Un utero con forma anormale può influire sui risultati della PMA?

Esistono caratteristiche morfologiche dell’utero femminile, variazioni cioè nella forma e nella funzionalità di questo organo, che influenzano l’impianto di blastocisti euploidi?

A questa domanda hanno dato risposta i ricercatori del gruppo Genera con uno studio presentato al congresso ESHRE 2023.

“Le linee guida internazionali ESHRE/ESGE 2013 – spiega Alberto Vaiarelli, autore dello studio e responsabile medico-scientifico del centro Genera Roma – ci dicono quali sono le principali malformazioni uterine (utero dismorfico o a forma di T, utero infantilis, cioè di piccole dimensioni, e altre anomali minori) ma i criteri con cui diagnosticare queste malformazioni sono ancora oggetto di un dibattito.
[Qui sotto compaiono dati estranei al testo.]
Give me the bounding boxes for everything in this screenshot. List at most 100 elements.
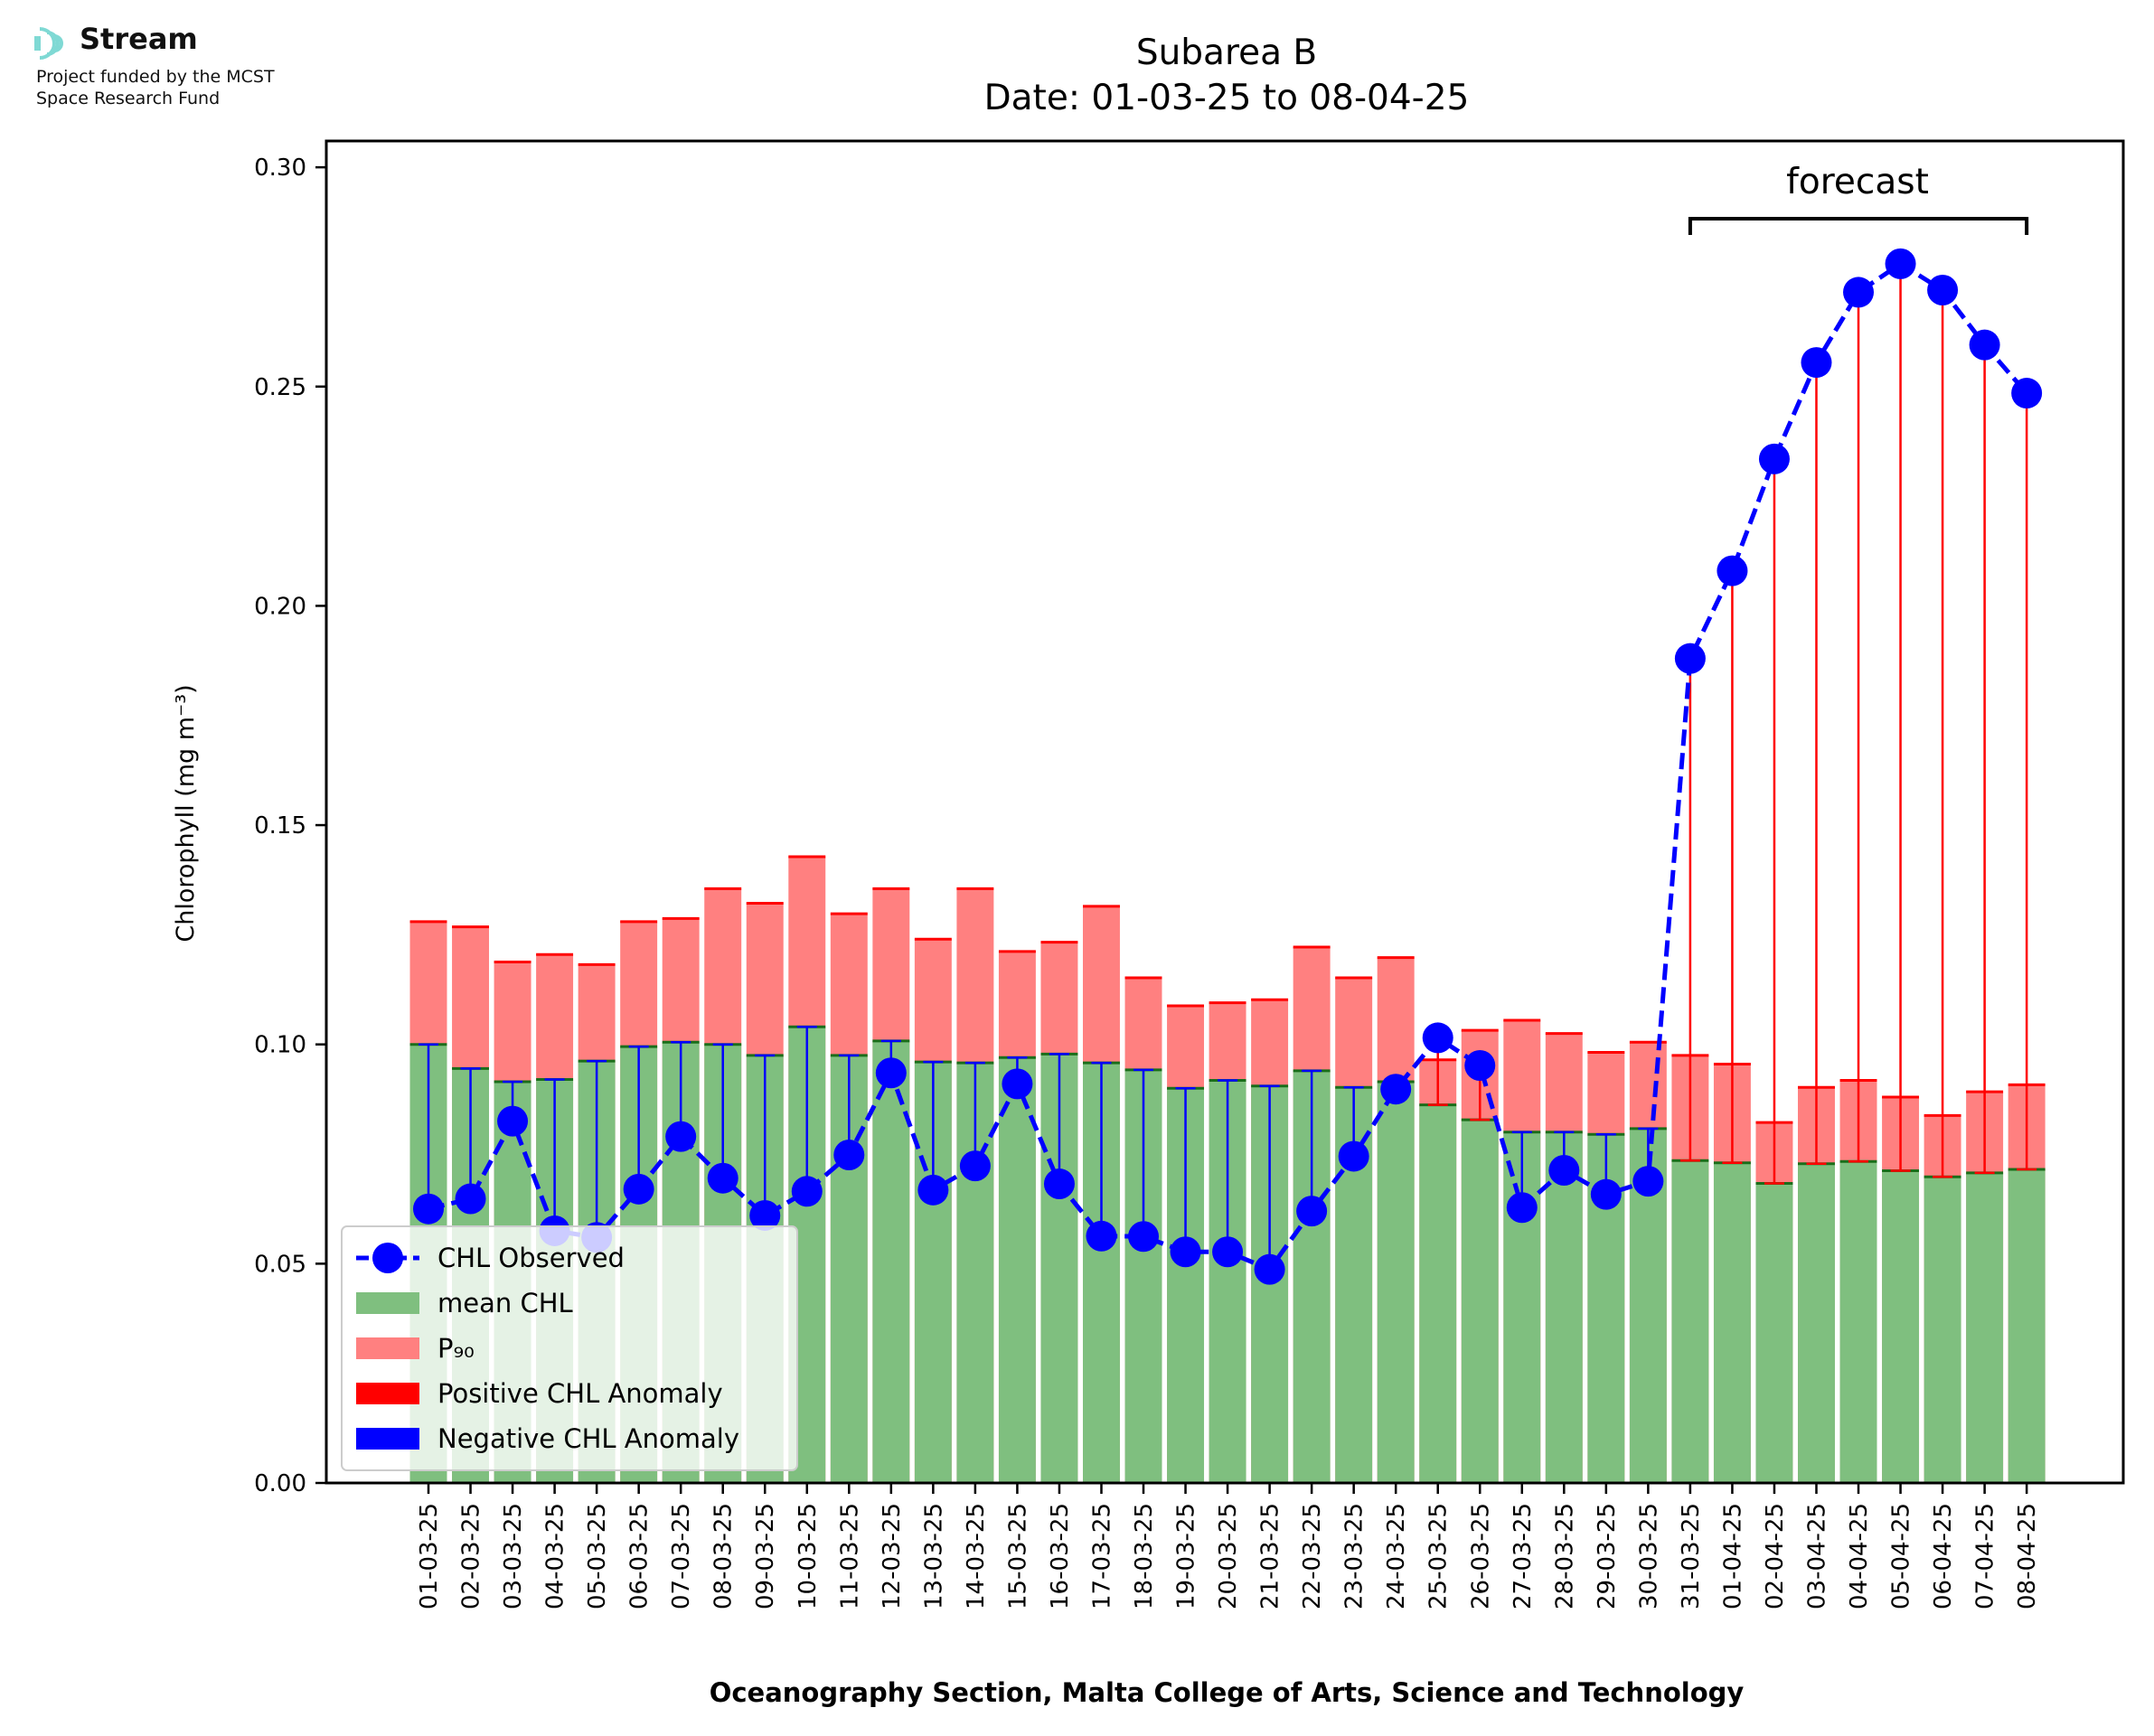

Tuttavia, alcuni studi riportano un’associazione tra utero dismorfico e una ridotta fertilità. Finora, in letteratura non era stata pubblicata alcuna prova basata su una popolazione selezionata di donne che hanno ricevuto il transfer di blastocisti euploidi. Per questo abbiamo coinvolto nel nostro studio 122 coppie sottoposte a ICSI dopo PGT-A, per valutare se e come le caratteristiche morfologiche uterine si associno al tasso di gravidanza clinica. Ad oggi, 47 pazienti sono stati sottoposti a singolo trasferimento di blastocisti euploidi”.

“Abbiamo valutato la morfologia uterina e sono emersi alcuni indicatori associati a un tasso di gravidanza clinica inferiore. Il punto di forza di questo studio è la definizione dell’impatto di un utero dismorfico nei cicli di fecondazione in vitro con PGT-A. Se confermati con dati multicentrici più grandi, ciò potrebbe essere utile per selezionare pazienti che possano trarre beneficio dalla metroplastica isteroscopica”, una tecnica in grado di risolvere l’anomalia morfologica dell’utero, conclude Vaiarelli.